Nuovi italiani, nuove lingue?
“La situazione dei nostri anni non può prescindere dalla presenza dei nuovi italiani. Secondo i dati nazionali, a Roma ci sono 385mila stranieri, la maggior parte di etnia rumena, filippina e bangladese”. Il dato interessante che Serianni vuole evidenziare è quello non tanto del plurilinguismo, dunque la compresenza di più lingue, ma piuttosto del grado integrazione delle lingue parlate in uno stesso territorio.“Non con tutte le etnie avviene lo stesso grado di integrazione”, spiega Serianni, “prendiamo come esempio l’assegnazione del nome dei figli, che è un vero e proprio atto culturale: sui nomi dei figli albanesi, che fanno parte della prima ondata migratoria, 7 su 10 sono comuni per gli italiani, cosa che non avviene ad esempio nella comunità marocchina, dove 6 nomi su 10 sono arabi”.”Nella realtà plurilingue di Roma è significativo valutare il grado di integrazione delle lingue, ma bisogna tener presente che questa procede in senso unico, ovvero sono le comunità straniere che si sono adattate alla lingua del luogo”.“E cosa ne pensa Serianni dell’inglese, sempre più pervasivo nel linguaggio di oggi?”, chiede un ragazzo dal pubblico. “Lo stato di salute della lingua riflette quello dei suoi parlanti, siamo noi che facciamo la lingua. Sulla lingua si può intervenire a livello pubblico e istituzionale, dobbiamo tener presente che noi possiamo dire tutto in tutte le lingue e l’automutilazione della lingua, per via di anglicismi inutili, è sicuramente sbagliata. Prima ciò che accomunava fortemente gli italiani era la religione cattolica. Oggi che non è più così, è la lingua, assieme alle abitudini alimentari, a darci un senso di appartenenza, è la lingua l’elemento che utilizziamo per rappresentare il mondo”.
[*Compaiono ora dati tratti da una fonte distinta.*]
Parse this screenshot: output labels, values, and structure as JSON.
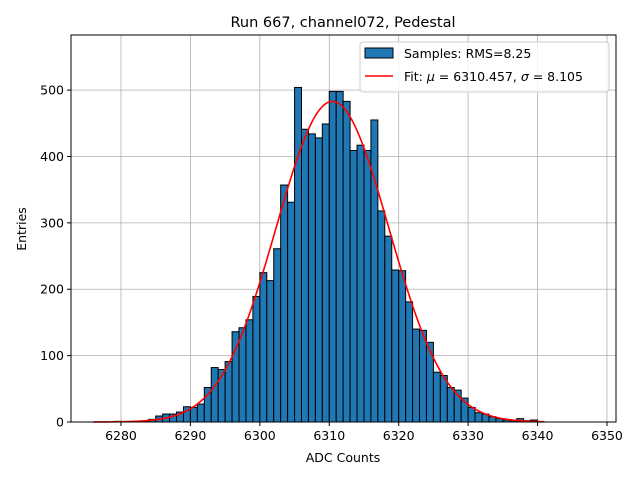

Grande come una città alla vigilia del primo compleanno
“Grande come una città” sta per compiere il suo primo anno di attività: un progetto di pedagogia popolare che Christian Raimo, assessore alla cultura del III Municipio, ha ideato per riportare i cittadini nelle piazze, nelle scuole, nei luoghi di passaggio o quelli dimenticati del Municipio, a conoscersi, dialogare, fare pensiero e imparare. “È stato un anno a dir poco impegnativo, in cui abbiamo seminato tantissimo”, dice Raimo, “ma grande è la soddisfazione di aver visto una comunità di cittadini sempre più ampia e partecipante”.“Grande come una città” ha portato negli spazi pubblici giornalisti, professori, scrittori, attori, intellettuali, artisti che hanno tenuto in un anno, senza alcun finanziamento pubblico, lezioni aperte alla cittadinanza su diverse tematiche: beni comuni, migrazioni, questioni di genere, arte, letteratura, politica, storia, scienza. Centocinquanta incontri, trentaquattro gruppi di lavoro, tra cui uno composto da 120 volontari che si occupa dell’insegnamento dell’italiano a stranieri. Il Presidente del III Municipio, Giovanni Caudo, ringrazia, nominandoli uno a uno, tutti i partecipanti che hanno dato il loro contributo intellettuale, perché “questo progetto, nato dalla follia geniale di Christian, è la politica che ci piace fare”.